The first benchmark suite was a lie. Our internal benchmarks ran on a local devnet and showed brilliant latency numbers. Production numbers were 4x worse and we got rightfully clowned in customer demos for a month. We rebuilt the suite to run on mainnet with real fees and produce per-release reports. The lesson: if your benchmark does not pay real money, it does not produce honest numbers.

The “default” verifier choice was too aggressive. We initially defaulted new routes to light-client verification on every chain that supported it. The problem: light-client verification requires the destination chain’s light client to be up-to-date, which it usually is, but during chain congestion the light client falls behind and the route stalls.
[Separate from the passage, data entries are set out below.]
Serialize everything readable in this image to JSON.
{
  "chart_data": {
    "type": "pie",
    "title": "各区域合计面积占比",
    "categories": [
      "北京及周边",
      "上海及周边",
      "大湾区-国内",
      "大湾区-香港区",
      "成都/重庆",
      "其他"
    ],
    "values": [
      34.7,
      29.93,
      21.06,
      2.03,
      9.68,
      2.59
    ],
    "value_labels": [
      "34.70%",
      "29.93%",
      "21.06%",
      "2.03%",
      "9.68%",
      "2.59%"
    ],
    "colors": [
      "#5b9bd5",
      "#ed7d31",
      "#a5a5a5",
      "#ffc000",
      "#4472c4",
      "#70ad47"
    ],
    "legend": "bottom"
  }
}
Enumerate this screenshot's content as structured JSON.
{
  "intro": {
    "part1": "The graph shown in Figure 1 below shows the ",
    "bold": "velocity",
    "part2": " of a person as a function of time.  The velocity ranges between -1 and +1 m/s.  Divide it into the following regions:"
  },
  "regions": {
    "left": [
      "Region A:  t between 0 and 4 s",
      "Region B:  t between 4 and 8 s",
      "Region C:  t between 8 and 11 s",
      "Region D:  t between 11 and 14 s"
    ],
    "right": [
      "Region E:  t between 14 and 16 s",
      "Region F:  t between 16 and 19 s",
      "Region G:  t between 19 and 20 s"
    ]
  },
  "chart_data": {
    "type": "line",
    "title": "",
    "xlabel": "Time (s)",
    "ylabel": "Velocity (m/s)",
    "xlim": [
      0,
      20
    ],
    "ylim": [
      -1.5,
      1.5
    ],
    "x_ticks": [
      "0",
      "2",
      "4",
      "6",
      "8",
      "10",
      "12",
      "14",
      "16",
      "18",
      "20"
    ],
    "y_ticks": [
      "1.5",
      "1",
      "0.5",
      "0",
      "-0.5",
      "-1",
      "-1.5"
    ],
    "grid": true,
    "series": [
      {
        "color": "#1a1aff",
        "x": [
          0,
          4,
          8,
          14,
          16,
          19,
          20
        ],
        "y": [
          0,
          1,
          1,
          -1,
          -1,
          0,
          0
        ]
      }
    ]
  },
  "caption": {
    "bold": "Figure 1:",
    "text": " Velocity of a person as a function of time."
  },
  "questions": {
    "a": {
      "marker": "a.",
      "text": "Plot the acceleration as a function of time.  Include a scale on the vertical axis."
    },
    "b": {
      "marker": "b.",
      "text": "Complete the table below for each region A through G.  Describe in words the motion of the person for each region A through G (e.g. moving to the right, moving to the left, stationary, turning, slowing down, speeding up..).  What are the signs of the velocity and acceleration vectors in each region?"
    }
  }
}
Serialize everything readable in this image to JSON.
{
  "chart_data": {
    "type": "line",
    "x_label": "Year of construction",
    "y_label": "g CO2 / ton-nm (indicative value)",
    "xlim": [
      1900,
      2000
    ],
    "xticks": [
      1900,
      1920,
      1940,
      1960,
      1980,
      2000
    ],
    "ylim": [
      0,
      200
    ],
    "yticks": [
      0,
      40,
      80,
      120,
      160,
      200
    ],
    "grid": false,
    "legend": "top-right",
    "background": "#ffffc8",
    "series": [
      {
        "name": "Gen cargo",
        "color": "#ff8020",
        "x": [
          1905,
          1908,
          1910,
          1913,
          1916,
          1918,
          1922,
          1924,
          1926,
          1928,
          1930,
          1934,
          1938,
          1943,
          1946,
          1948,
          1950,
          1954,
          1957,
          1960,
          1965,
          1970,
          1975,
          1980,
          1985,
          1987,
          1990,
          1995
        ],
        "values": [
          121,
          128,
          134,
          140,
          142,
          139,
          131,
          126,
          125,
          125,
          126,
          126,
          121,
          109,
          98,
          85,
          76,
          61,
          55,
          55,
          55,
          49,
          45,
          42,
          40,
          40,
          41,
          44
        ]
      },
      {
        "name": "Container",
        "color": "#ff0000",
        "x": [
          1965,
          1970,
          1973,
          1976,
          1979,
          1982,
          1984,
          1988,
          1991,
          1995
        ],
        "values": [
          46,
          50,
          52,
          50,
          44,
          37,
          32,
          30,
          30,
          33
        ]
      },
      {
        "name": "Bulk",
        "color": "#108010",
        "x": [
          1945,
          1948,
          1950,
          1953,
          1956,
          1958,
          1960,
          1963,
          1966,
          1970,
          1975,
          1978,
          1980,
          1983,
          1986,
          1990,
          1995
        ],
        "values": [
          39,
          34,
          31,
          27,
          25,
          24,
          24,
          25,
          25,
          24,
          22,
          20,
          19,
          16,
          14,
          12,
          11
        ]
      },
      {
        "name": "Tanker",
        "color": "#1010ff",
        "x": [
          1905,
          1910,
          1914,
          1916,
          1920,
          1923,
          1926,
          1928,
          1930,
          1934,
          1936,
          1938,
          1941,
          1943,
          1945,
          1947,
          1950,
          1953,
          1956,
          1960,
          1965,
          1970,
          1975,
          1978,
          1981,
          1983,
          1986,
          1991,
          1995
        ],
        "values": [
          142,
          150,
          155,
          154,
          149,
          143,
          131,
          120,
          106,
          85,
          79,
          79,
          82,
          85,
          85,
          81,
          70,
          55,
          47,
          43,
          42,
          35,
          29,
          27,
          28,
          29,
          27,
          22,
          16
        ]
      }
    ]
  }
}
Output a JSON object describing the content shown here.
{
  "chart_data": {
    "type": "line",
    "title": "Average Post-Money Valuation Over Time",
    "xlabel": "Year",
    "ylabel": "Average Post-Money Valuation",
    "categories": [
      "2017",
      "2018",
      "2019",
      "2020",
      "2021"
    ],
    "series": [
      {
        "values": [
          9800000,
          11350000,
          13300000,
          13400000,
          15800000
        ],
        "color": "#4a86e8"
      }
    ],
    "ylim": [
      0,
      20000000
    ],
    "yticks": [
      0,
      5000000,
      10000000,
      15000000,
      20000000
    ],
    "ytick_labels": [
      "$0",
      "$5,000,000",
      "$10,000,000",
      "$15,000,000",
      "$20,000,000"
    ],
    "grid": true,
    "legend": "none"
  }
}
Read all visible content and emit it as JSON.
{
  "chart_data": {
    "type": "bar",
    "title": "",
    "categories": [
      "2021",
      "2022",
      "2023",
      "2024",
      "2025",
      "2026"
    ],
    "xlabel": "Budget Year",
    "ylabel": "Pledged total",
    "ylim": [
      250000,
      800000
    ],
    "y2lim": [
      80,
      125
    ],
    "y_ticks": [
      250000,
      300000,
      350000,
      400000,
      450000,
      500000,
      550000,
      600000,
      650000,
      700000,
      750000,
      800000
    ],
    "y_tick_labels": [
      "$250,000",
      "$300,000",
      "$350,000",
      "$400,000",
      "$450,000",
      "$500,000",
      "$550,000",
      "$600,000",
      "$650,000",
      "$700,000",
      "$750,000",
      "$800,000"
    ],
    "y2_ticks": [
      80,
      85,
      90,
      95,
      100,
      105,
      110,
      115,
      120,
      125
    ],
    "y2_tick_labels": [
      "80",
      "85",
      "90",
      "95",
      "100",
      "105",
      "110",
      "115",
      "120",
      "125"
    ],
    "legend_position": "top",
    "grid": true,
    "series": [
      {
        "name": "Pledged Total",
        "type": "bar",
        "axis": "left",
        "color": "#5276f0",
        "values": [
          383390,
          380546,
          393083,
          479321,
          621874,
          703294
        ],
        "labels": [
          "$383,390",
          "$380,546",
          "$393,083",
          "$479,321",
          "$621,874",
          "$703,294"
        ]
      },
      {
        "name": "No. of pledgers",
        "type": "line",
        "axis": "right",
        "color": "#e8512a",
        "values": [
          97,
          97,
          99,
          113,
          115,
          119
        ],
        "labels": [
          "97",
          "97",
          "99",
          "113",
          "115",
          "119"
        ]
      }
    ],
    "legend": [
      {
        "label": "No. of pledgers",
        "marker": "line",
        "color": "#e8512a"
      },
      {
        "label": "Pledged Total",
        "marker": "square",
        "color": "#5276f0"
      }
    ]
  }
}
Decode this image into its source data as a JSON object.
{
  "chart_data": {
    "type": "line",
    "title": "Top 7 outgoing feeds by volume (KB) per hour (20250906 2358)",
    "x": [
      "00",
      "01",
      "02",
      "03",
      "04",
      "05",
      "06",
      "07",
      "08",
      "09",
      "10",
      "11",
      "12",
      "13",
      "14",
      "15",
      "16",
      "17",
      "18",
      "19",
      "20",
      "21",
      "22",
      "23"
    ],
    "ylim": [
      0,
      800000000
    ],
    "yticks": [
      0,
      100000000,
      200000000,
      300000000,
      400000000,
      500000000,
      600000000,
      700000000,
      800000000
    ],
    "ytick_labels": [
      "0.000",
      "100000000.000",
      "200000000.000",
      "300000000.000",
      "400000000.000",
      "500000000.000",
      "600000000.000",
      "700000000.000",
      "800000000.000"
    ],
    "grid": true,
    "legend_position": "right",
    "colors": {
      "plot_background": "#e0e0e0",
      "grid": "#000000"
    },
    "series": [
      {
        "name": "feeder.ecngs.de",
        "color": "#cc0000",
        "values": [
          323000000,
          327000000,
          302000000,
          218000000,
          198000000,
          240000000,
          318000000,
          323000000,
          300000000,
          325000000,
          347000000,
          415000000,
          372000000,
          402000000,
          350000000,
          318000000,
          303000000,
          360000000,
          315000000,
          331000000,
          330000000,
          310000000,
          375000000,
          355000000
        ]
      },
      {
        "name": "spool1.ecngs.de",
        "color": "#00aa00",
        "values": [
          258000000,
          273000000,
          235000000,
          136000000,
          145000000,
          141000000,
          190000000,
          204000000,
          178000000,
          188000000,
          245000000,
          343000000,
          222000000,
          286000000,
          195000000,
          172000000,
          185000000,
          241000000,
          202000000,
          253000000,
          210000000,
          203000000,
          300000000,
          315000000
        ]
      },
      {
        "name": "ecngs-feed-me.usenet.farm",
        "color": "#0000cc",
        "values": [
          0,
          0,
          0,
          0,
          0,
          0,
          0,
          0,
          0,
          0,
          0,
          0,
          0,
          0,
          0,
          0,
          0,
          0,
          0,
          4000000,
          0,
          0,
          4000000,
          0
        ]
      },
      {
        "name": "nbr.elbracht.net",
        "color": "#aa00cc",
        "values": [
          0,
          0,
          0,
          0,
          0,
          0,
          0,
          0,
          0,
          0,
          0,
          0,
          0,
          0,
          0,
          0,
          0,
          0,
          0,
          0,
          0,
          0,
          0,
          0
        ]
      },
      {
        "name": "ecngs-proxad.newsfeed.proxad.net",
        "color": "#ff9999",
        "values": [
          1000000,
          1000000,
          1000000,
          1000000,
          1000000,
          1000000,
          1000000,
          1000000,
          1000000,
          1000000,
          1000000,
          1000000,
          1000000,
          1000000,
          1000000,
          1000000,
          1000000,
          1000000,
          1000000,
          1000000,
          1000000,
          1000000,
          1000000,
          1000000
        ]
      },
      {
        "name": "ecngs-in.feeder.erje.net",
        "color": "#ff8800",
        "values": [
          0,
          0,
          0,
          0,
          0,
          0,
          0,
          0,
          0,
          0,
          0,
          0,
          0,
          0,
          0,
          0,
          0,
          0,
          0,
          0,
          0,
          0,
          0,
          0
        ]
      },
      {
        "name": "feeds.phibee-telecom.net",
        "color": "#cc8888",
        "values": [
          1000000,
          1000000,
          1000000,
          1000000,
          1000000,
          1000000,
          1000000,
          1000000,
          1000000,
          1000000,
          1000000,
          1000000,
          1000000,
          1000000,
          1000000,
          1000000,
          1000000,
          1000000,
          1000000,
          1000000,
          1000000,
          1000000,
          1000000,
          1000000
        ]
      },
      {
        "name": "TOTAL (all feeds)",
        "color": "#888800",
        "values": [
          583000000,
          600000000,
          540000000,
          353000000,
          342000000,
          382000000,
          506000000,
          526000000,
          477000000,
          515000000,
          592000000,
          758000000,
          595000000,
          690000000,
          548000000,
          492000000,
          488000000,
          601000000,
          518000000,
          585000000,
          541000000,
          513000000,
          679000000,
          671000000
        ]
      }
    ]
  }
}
We changed the default to light-client with BLS fallback after 5s and the stall rate dropped by 90%. Documented in the upgrade notes.

What we changed

Three concrete changes in the first year:

Observability stack came in earlier than planned. We originally targeted Q3 for a per-route metrics dashboard. Customers asked for it in week six. We shipped a minimal version in week eight and a real one in month four. The takeaway: observability is not a “phase 2” feature. If your customers cannot see what their traffic is doing, they will assume the worst.

Customer API rate limiting got smarter. Initial rate limits were per-API-key, per-minute. This was the wrong shape: real apps have bursty traffic with quiet periods. We moved to a token-bucket model with per-key configurable burst and refill rates. The number of “rate limited in production” support tickets dropped to roughly one per month from roughly one per day.

We standardized on fail-closed as the default and made fail-open explicit. Early on, customers picked fail-open because it sounded better — “open” sounds like a feature. After the second time someone wrote us a tense email because a fail-open route had silently desynced their app, we flipped the default. fail-closed is now the default and fail-open requires explicit acknowledgement in the SDK (“I understand the consistency tradeoff”). Friction in the right place beats clarity nowhere.

What we are doing next year

A short list, with honest scoping:

• Native chain support for two more L1s. Chain count is the most-requested feature. We are picking one Move chain and one alt-L1 based on customer pull.
• A proper light-client SDK. Right now we ship the light clients per chain as part of the destination adapter. We are pulling the common code into a reusable library so external teams can deploy their own light clients and have us route through them.
• A “bring your own coordinator” mode for self-hosters. Some self-hosters do not want the Solana dependency. We are designing a Postgres-coordinator mode that loses the latency win but keeps the API surface. It will not be the recommended path, but it will exist.
• A more honest pricing calculator. The current calculator overestimates batch sizes in some configurations. We are rewriting it against real production data per chain.

The lesson worth saving

Most of the operational pain in the first year did not come from the architecture we shipped. It came from the second-order details: RPC budgets, tooling choices, default policies, observability rollout timing. The architecture was actually fine. The smallest stack that does the job, instrumented well, with conservative defaults and honest documentation, beats a clever architecture with hidden cliffs every time.

If you are about to ship a cross-chain stack of your own, that is the meta-lesson. Pick the boring architecture. Spend the saved complexity on getting the defaults right and the observability earlier than you planned. Your on-call engineer in twelve months will thank you.

We will probably write another one of these next year. The numbers should be more interesting by then.